So this is not a coincidence. If you
cannot walk down the street as yourself in order to attain the other goals for
which you strive, then those other goals are pretty hard to vindicate. There
was a growing realization that police officers and executive officials, as much
as legislators and laws, hindered the social movements of the 1960s, and
equally required intervention.
As much as my book is about the
individuals who put social change into motion, it is also about the lawyers who
heard them, and who took their cases. They understood that the law was changing,
and this had to be a part of that change. When I first started writing my book
I was miffed, because I couldn't find a single lawyer, or the single
organization that propelled this as a legal reform movement. I had in mind the
NAACP’s highly focused vision, and the prosecution of that vision on the road
to Brown v. Board of Education. My
first book noted how that's oversimplified: There wasn't one road. There were
many paths, and choices were made about those paths. But there was still a core
idea that that the NAACP pursued.
However, I never found that here. What I
found instead were lawyers - some affiliated with the NAACP, some affiliated
with the ACLU, some with other organizations, some on their own, all over the country
- coming up against this problem, realizing that it was a problem, and trying
to advocate for their clients. At first I thought it couldn’t be as important
if there wasn't a legal reform movement that looked like Brown. Eventually, I realized that how valuable this was: This
problem became so apparent to so many different people because of all of the
social movements that were happening at the time.

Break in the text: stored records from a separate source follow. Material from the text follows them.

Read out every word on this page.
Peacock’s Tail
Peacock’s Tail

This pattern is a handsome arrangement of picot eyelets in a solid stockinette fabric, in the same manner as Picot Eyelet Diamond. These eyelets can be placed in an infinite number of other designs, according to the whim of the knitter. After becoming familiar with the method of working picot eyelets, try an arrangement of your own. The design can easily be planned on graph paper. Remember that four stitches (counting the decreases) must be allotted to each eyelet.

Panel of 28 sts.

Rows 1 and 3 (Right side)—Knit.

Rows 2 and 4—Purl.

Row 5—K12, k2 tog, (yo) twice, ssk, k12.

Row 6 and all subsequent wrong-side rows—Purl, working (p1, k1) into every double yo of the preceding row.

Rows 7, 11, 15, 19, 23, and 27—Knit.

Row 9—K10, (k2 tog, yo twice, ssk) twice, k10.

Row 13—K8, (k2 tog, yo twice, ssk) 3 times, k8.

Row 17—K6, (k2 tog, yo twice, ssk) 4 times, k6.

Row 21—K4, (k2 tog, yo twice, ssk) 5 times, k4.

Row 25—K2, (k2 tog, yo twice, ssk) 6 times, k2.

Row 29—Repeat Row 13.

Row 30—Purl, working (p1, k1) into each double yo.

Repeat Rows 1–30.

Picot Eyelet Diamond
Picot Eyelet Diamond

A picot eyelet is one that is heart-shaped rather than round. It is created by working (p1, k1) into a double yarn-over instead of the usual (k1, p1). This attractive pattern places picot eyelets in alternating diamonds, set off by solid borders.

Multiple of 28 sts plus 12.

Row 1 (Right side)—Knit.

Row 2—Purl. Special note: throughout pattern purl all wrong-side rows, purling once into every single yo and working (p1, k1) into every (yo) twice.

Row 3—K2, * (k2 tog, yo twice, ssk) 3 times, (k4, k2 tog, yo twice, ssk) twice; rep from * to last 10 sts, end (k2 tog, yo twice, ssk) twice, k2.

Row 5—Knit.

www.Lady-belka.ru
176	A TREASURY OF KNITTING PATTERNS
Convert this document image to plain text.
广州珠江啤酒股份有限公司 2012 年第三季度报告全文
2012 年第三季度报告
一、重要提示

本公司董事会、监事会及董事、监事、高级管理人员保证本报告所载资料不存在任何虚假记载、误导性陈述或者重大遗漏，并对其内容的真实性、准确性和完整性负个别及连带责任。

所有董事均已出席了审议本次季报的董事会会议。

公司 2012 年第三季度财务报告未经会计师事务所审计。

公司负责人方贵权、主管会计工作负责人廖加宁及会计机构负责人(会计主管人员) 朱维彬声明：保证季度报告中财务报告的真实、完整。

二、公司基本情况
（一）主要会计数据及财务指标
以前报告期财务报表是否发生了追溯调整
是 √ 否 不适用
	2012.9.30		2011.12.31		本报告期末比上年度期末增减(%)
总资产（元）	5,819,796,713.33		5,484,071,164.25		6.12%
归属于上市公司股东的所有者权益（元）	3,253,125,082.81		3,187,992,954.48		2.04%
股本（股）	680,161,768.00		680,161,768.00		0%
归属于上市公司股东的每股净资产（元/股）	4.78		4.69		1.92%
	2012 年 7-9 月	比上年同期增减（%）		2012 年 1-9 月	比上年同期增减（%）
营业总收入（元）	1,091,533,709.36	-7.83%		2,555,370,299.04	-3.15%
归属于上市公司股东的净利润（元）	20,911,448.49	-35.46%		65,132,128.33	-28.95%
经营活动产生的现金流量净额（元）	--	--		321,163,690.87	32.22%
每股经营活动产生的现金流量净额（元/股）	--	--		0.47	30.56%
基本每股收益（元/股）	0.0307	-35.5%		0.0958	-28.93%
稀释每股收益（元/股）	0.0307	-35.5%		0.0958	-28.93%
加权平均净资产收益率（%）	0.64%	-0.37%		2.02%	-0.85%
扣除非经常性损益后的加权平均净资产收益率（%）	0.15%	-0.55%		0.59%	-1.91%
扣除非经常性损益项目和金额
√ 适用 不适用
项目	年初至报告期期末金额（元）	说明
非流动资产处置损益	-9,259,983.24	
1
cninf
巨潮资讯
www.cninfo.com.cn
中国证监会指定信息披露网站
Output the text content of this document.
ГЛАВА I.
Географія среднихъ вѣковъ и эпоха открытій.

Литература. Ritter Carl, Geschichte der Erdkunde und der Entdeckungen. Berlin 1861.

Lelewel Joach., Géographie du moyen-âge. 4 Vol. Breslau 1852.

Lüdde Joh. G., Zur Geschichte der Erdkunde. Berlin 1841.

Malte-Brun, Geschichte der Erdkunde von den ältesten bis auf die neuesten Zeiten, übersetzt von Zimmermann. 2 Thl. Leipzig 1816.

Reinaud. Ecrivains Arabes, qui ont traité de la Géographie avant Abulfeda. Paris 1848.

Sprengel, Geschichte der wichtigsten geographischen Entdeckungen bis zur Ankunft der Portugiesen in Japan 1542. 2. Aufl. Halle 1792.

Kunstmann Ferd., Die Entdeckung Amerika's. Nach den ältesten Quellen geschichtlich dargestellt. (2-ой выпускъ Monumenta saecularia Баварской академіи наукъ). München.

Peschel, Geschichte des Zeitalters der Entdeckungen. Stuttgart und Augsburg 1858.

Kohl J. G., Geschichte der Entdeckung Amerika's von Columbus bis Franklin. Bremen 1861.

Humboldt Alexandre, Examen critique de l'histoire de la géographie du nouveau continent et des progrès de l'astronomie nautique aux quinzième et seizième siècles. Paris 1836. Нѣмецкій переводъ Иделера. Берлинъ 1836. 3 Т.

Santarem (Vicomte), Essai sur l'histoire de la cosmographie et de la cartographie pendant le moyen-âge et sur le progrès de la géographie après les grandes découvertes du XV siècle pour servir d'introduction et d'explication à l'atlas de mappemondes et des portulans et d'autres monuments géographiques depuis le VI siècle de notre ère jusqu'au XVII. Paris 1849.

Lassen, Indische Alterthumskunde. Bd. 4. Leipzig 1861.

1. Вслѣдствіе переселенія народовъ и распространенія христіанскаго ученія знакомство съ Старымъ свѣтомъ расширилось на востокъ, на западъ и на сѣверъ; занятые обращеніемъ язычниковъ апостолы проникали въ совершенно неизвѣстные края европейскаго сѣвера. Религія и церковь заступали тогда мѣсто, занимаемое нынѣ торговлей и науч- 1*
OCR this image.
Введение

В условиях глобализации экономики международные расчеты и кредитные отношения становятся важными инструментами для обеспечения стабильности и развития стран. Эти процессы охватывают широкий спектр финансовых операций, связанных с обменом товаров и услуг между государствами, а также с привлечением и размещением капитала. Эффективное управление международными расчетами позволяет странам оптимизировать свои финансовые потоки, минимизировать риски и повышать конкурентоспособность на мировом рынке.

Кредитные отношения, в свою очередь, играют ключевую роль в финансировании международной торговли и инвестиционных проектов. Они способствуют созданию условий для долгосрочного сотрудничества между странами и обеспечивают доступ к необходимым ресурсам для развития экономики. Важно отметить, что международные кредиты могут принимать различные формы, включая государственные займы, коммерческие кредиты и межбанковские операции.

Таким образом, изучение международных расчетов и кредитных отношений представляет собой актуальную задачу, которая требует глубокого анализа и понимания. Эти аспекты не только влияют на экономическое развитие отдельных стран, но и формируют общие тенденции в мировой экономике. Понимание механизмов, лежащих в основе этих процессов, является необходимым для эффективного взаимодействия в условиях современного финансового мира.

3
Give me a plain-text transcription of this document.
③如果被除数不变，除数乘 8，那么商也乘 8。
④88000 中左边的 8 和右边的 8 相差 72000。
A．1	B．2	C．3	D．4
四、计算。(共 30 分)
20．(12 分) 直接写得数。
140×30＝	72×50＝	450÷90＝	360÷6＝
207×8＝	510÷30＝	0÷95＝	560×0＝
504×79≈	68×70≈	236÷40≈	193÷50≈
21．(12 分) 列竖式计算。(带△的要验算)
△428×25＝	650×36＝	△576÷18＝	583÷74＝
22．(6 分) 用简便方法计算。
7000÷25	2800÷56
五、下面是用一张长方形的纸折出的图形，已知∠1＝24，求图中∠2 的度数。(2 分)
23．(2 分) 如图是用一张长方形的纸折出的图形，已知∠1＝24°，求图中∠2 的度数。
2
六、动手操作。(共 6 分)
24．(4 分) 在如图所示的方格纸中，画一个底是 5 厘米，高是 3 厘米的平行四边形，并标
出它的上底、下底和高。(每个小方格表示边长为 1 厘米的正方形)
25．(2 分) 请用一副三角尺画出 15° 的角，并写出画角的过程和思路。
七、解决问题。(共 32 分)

It's actually quite empowering to
realize that each of us has this power. Every lawyer has this power. We each
have the power to put in motion. We each can reach out to any lawyer. It's not
only Thurgood Marshall, and it’s not only organizations such as the NAACP Legal
Defense Fund that are able to make change.
I'll mention just a couple of the lawyers,
for they are a key part of the story. They
made the lived experience of the law, and the oppressions of the law, cognizable
to other lawyers and legal professionals, to legislators and to judges, and
they brought people into the formal mechanisms of the law and enabled that
change to happen.
These were people like A. L. Wirin
and Fred Okrand, who represented Isador Edelman, our soapbox orator. They were affiliated
with a Southern California ACLU as early as the 1930s. A. L. Wirin represented farmworkers
who were arrested for vagrancy when they tried to organize against California
growers. As late as 1983, Fred Okrand was involved in a U.S. Supreme Court decision
striking down a California loitering law that replaced its older, more
traditional, vagrancy law that was used against an African American man who frequently
walked around white neighborhoods and was arrested for being out of place. Between
them A. L. Wirin and Fred Okrand spanned 50 years of vagrancy legislation and
litigation
Ernest Besig was the head of the
Northern California ACLU. In the 1950s, Besig simultaneously fielded fielding
complaints from the Beats, from African-Americans, and from gay men and lesbians
He was one of the people who first recognized the wide range of uses for
vagrancy law, and who started to think systematically about it. He maintained
meticulous file folders, which helped me think systematically about it and ask
the question: Who did come under this law, how was it used, and how did people
start to organize against it.
Then there was Anthony Amsterdam,
who published a paper while he was still in law school, on why vague laws, like
vagrancy laws were unconstitutional. It is still one of the most cited law review
articles ever published. Immediately upon graduation, Jack Greenberg reached
out to him, noting how his article could help with the growing number of sit-in
demonstrators and protestors whom Greenburg and his colleagues were defending
against these vague laws. Even as he pursued a career as a law professor, Anthony
Amsterdam became a kind of adjunct to the NAACP Legal Defense Fund. He brought
his vagrancy expertise to bear in the civil rights struggle, for Vietnam War
protesters, and in Criminal Procedure cases.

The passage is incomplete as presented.